Murrow’s mother Ethel, a former Methodist, converted to strict Quakerism after marrying Roscoe, whose ancestors included a Quaker missionary. Ethel was a strict disciplinarian and nightly required each of her sons to read aloud a chapter of the Bible. From her, the boys inherited inverted phrasing including “I’d not,” “it pleasures me,” and “this I believe,” later chosen as the name of the CBS Radio Network program Murrow hosted from 1951 to 1955.

Young Edward R. Murrow

Egbert (he changed his first name to Edward when he was in his 20s) was just 6 when his family moved across the country to homestead near Blanchard, Washington, in Skagit County, 30 miles south of the Canadian border. His dad eventually found work as a brakeman on a local logging railroad and later became a locomotive engineer. The boys attended the local two-room school and worked on nearby farms during the summer, hoeing corn, weeding beets, and mowing lawns.

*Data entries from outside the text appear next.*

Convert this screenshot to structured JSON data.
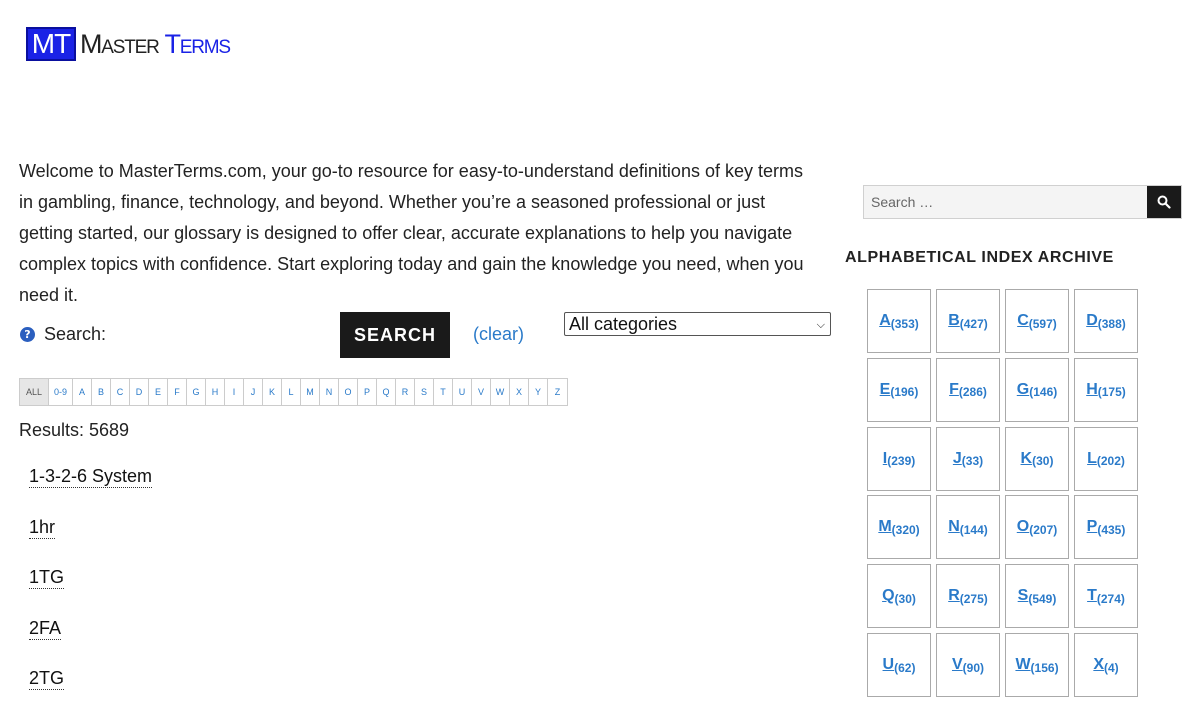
{
  "logo": {
    "badge": "MT",
    "word1": "Master",
    "word2": "Terms"
  },
  "intro": "Welcome to MasterTerms.com, your go-to resource for easy-to-understand definitions of key terms in gambling, finance, technology, and beyond. Whether you’re a seasoned professional or just getting started, our glossary is designed to offer clear, accurate explanations to help you navigate complex topics with confidence. Start exploring today and gain the knowledge you need, when you need it.",
  "search": {
    "help_icon": "question-icon",
    "label": "Search:",
    "button": "SEARCH",
    "clear": "(clear)",
    "category_selected": "All categories"
  },
  "letters": [
    "ALL",
    "0-9",
    "A",
    "B",
    "C",
    "D",
    "E",
    "F",
    "G",
    "H",
    "I",
    "J",
    "K",
    "L",
    "M",
    "N",
    "O",
    "P",
    "Q",
    "R",
    "S",
    "T",
    "U",
    "V",
    "W",
    "X",
    "Y",
    "Z"
  ],
  "results": "Results: 5689",
  "terms": [
    "1-3-2-6 System",
    "1hr",
    "1TG",
    "2FA",
    "2TG"
  ],
  "sidebar": {
    "search_placeholder": "Search …",
    "search_icon": "search-icon",
    "heading": "ALPHABETICAL INDEX ARCHIVE",
    "index": [
      {
        "letter": "A",
        "count": "(353)"
      },
      {
        "letter": "B",
        "count": "(427)"
      },
      {
        "letter": "C",
        "count": "(597)"
      },
      {
        "letter": "D",
        "count": "(388)"
      },
      {
        "letter": "E",
        "count": "(196)"
      },
      {
        "letter": "F",
        "count": "(286)"
      },
      {
        "letter": "G",
        "count": "(146)"
      },
      {
        "letter": "H",
        "count": "(175)"
      },
      {
        "letter": "I",
        "count": "(239)"
      },
      {
        "letter": "J",
        "count": "(33)"
      },
      {
        "letter": "K",
        "count": "(30)"
      },
      {
        "letter": "L",
        "count": "(202)"
      },
      {
        "letter": "M",
        "count": "(320)"
      },
      {
        "letter": "N",
        "count": "(144)"
      },
      {
        "letter": "O",
        "count": "(207)"
      },
      {
        "letter": "P",
        "count": "(435)"
      },
      {
        "letter": "Q",
        "count": "(30)"
      },
      {
        "letter": "R",
        "count": "(275)"
      },
      {
        "letter": "S",
        "count": "(549)"
      },
      {
        "letter": "T",
        "count": "(274)"
      },
      {
        "letter": "U",
        "count": "(62)"
      },
      {
        "letter": "V",
        "count": "(90)"
      },
      {
        "letter": "W",
        "count": "(156)"
      },
      {
        "letter": "X",
        "count": "(4)"
      }
    ]
  },
  "colors": {
    "brand_blue": "#1a22e6",
    "link": "#2a7ac9",
    "button_dark": "#1a1a1a"
  }
}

As teenagers, the Murrows attended Edison High School. There Egg, as his parents called him, pursued a variety of interests, joining the orchestra and glee club, playing baseball and basketball, and serving as president of the student body his senior year. He even drove the high school’s Model T bus (“no self-starter, no anti-freeze,” he later wrote) about 30 miles a day during his junior and senior years. He noted the route included 11 unguarded grade crossings, “which troubled my mother considerably.”

But it was his skills in leading the high school debate team that attracted the most attention. Once English teacher Ruth Lawson convinced Murrow to join three girls on the team, the Edison quartet became recognized as the best in the region. In a foreshadowing of the future, Murrow was the star.

Because he didn’t have the money to attend college immediately after high school, Murrow spent a year working in the timber industry, saving his earnings. It wasn’t a spur-of-the-moment decision; he had worked in logging camps each summer since the age of 14.

Murrow never forgot the humble, working class environment in which he grew up. It would profoundly influence his views about justice and fairness—particularly when the underrepresented were involved—for the rest of his life.


“He set standards of excellence that remain unsurpassed.”

—Inscription on a plaque dedicated to Murrow in the lobby of CBS headquarters in New York City


Protégé

Murrow followed the example of his brothers and enrolled at WSC for fall semester 1926. Halfway through his freshman year he met Ida Lou Anderson, a 1924 WSC graduate herself, who had returned to Pullman to teach after earning a master’s degree in speech at the University of Chicago.

Anderson had enrolled as an undergraduate uncertain about her purpose in life. Childhood polio had left her short of stature, frail, and with a hump on her back. To walk, she had to move her spindly legs forward with a twisting motion at the hips. Feeling ostracized because of her appearance, she nearly dropped out of school.

“…she would enter a room full of people and within five minutes everyone would be gathered around her.”

 

But those feelings vanished when she met WSC professor Nathanial E. Reeid, who, as head of the drama and speech department, transformed it into one of the best in the Northwest. Reeid recognized and encouraged Anderson’s oratorical talents and love of poetry. Her class notebooks, preserved in the WSU archives, detail Reeid’s lectures, from the anatomical explanation of voice to the interpretation of poetry.

Fueled by a growing self-confidence and her newly earned graduate degree, Anderson quickly became one of the best-liked teachers on the Pullman campus.

Writes author William L. Stimson in Going to Washington State:

“She was immensely well-read (in one fifteen-month period she read, according to a list in her personal papers, 71 books) and could discuss world politics or baseball. Typically, she would enter a room full of people and within five minutes everyone would be gathered around her.”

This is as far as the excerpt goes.